The only thing better than salty-sweet pretzel bites coated in a thick layer of rich dark chocolate is transforming them into pretzel cannoli!

Course: Desserts
Cuisine: Italian
Servings: 12 cannoli
Calories: 288 kcal
Recipe: Mountain Cravings
Ingredients
Pretzel Cannoli Shells
  • 1/8 oz. active dry yeast about 1/2 packet
  • 2/3 cup warm water
  • 2 T. butter melted
  • 1 T. sugar
  • 1/2 t. salt
  • 2 cups flour
  • nonstick spray
  • 1 egg
  • coarse salt
Dark Chocolate Cannoli Filling
  • 1 orange zested
  • 1 T. sugar
  • 3 oz. dark chocolate melted
  • 15 oz. whole milk ricotta
  • 8 oz. mascarpone
  • 1/2 cup powdered sugar
  • 1 t. vanilla
  • 1/2 cup Chocolove Dark Chocolate Pretzels crushed, or equal parts chopped dark chocolate & pretzels
Instructions
Pretzel Cannoli Shells
  1. Preheat oven to 425°F / 220°C.

  2. Combine the yeast and water in the bowl of a stand mixer with a dough hook. Let rest for 5 minutes to dissolve.

  3. Turn the mixer on low and pour in melted butter, sugar, and salt. Slowly add flour and knead until the dough is smooth and not sticking to the sides of the bowl.

  4. Roll dough out on a lightly floured surface until paper-thin. Use a 6" cookie cutter (or bowl traced with a paring knife) to cut 12 circles out of the dough. Beat the egg in a small bowl with a pastry brush.

  5. Spray your cannoli forms with nonstick oil, then drape dough over the form. Brush egg over one edge, then press the other edge on top to create a tight roll. Repeat for remaining dough.

  6. Brush tops and sides of dough with remaining egg and sprinkle with coarse salt. Bake at 425°F / 220°C for 18-20 minutes, or until deeply browned.

  7. Remove shells from the oven and let cool 5 minutes, then carefully slide off the forms.

Dark Chocolate Cannoli Filling
  1. While shells are baking, make the filling. Use your fingertips to rub zest and sugar together in a large bowl to release the oils from the zest and make everything wonderful.

  2. Beat together orange sugar, melted chocolate, ricotta, mascarpone, powdered sugar, and vanilla.

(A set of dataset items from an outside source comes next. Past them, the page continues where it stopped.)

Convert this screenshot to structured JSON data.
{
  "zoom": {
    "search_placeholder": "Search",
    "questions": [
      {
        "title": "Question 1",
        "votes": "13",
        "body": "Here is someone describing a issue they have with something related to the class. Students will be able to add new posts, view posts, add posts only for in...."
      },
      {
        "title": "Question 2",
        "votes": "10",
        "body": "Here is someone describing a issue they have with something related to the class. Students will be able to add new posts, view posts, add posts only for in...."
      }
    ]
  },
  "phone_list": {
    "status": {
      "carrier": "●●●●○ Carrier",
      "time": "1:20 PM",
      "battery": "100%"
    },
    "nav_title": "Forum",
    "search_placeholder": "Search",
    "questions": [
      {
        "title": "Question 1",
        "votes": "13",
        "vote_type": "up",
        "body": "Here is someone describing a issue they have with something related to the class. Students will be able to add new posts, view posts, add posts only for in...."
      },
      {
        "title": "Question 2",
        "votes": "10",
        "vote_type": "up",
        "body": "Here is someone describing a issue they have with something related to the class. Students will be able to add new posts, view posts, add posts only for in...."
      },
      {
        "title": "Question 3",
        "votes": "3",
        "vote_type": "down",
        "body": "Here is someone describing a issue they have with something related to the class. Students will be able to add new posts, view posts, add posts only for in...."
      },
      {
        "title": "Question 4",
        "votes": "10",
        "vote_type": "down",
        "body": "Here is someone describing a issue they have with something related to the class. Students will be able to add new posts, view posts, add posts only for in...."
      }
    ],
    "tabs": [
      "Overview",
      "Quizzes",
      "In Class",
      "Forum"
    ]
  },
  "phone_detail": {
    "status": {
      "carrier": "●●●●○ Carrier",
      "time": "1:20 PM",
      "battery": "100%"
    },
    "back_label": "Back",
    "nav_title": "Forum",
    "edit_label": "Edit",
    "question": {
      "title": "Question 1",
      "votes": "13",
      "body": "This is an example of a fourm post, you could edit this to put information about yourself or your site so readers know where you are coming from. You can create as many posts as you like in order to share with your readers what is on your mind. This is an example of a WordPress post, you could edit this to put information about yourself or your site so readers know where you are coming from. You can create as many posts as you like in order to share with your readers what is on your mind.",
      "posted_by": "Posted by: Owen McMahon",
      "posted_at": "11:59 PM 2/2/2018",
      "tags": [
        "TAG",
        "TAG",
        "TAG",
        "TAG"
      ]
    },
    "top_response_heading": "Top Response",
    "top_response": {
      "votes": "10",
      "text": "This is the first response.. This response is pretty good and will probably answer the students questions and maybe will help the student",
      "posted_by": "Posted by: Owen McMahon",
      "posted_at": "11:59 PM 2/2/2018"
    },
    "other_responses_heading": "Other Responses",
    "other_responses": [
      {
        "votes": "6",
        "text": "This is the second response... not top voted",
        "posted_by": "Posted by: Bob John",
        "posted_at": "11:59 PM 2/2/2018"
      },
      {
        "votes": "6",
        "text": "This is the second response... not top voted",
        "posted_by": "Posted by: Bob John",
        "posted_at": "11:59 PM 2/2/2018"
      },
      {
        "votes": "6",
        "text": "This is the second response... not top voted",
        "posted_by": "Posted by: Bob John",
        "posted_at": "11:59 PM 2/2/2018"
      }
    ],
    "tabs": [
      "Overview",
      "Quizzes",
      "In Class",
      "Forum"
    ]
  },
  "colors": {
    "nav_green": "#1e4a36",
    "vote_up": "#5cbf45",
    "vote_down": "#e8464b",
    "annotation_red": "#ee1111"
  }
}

Scoop into a large resealable bag and chill in the fridge until shells are baked.

  3. Snip a corner of the filling bag and pipe into the shells. Gently press the open ends into the crushed dark chocolate pretzel bites.

Notes

Don't have cannoli forms? Use dry cannelloni or manicotti pasta shells wrapped in foil!

 

The pretzel bites crush easily by applying light pressure with the flat side of a knife.

 

To prepare ahead of time, bake the shells and make the filling. Pipe filling & roll in crushed pretzel bites just before serving.